The time frame and conditions to phase out overfishing are clearly stated in the CFP. According to the framework regulation, the exploitation rate of marine biological resources should be adapted to maintain populations of harvested stocks at sustainable levels, in particular above levels that can produce the Maximum Sustainable Yield (MSY), by 2015. A later date, with 2020 as an absolute deadline, should only be permitted if reaching those levels by 2015 would seriously jeopardise the social and economic sustainability of the fishing fleets involved. Unfortunately, the 2015 deadline expired with only a minority of stocks known to be exploited according to this approach.

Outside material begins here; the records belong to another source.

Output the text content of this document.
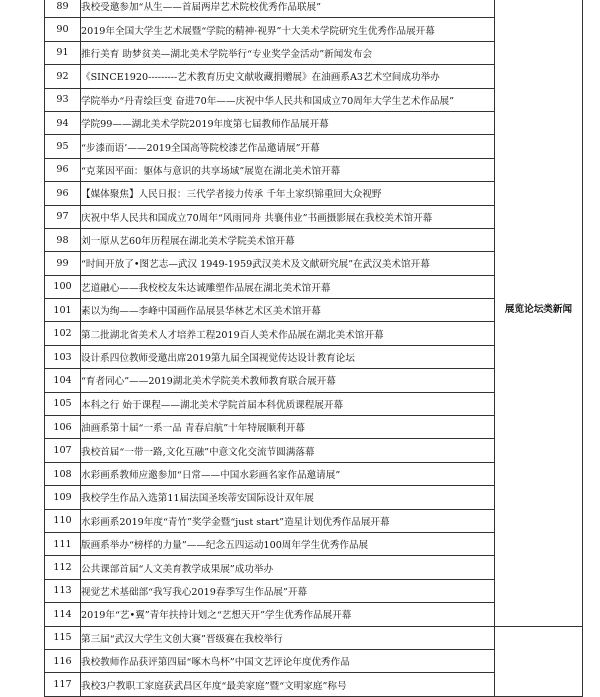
89	我校受邀参加“从生——首届两岸艺术院校优秀作品联展”	展览论坛类新闻
90	2019年全国大学生艺术展暨“学院的精神·视界”十大美术学院研究生优秀作品展开幕	
91	推行美育 助梦贫美—湖北美术学院举行“专业奖学金活动”新闻发布会	
92	《SINCE1920---------艺术教育历史文献收藏捐赠展》在油画系A3艺术空间成功举办	
93	学院举办“丹青绘巨变 奋进70年——庆祝中华人民共和国成立70周年大学生艺术作品展”	
94	学院99——湖北美术学院2019年度第七届教师作品展开幕	
95	“步漆而语’——2019全国高等院校漆艺作品邀请展”开幕	
96	“克莱因平面：躯体与意识的共享场域”展览在湖北美术馆开幕	
96	【媒体聚焦】人民日报：三代学者接力传承 千年土家织锦重回大众视野	
97	庆祝中华人民共和国成立70周年“风雨同舟 共襄伟业”书画摄影展在我校美术馆开幕	
98	刘一原从艺60年历程展在湖北美术学院美术馆开幕	
99	“时间开放了•图艺志—武汉 1949-1959武汉美术及文献研究展”在武汉美术馆开幕	
100	艺道融心——我校校友朱达诚雕塑作品展在湖北美术馆开幕	
101	素以为绚——李峰中国画作品展昙华林艺术区美术馆开幕	
102	第二批湖北省美术人才培养工程2019百人美术作品展在湖北美术馆开幕	
103	设计系四位教师受邀出席2019第九届全国视觉传达设计教育论坛	
104	“育者同心”——2019湖北美术学院美术教师教育联合展开幕	
105	本科之行 始于课程——湖北美术学院首届本科优质课程展开幕	
106	油画系第十届“一系一品 青春启航”十年特展顺利开幕	
107	我校首届“一带一路,文化互融”中意文化交流节圆满落幕	
108	水彩画系教师应邀参加“日常——中国水彩画名家作品邀请展”	
109	我校学生作品入选第11届法国圣埃蒂安国际设计双年展	
110	水彩画系2019年度“青竹”奖学金暨“just start”造星计划优秀作品展开幕	
111	版画系举办“榜样的力量”——纪念五四运动100周年学生优秀作品展	
112	公共课部首届“人文美育教学成果展”成功举办	
113	视觉艺术基础部“我写我心2019春季写生作品展”开幕	
114	2019年“艺•翼”青年扶持计划之“艺想天开”学生优秀作品展开幕	
115	第三届“武汉大学生文创大赛”晋级赛在我校举行	
116	我校教师作品获评第四届“啄木鸟杯”中国文艺评论年度优秀作品	
117	我校3户教职工家庭获武昌区年度“最美家庭”暨“文明家庭”称号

Another commitment of the CFP directly related to the establishment of fishing opportunities is the landing obligation. The fishing opportunities established for the species affected by this provision have to reflect real catches, including previously discarded fish, rather than landings only. This adjustment should not result in an increase to the fishing mortality above scientific advice and exceed the MSY limit. To facilitate the implementation of the landing obligation, a number of provisions, flexibility measures and exemptions are already adopted.

Bringing overfishing to an end is essential not only to guarantee the sustainable exploitation of fish resources and to recover the profitability and social prosperity of fishing activities, but also to achieve the good environmental status (GES) of European Seas – the main goal of the Marine Strategy Framework Directive2 for which the aim is also achieve it before 2020.

Oceana supports the majority of principles proposed in the Commission consultation document for the establishment of fishing opportunities in 2016. Nevertheless, Oceana believes there is still a significant gap between sustainable fisheries management on paper and the actual management of fisheries in our seas.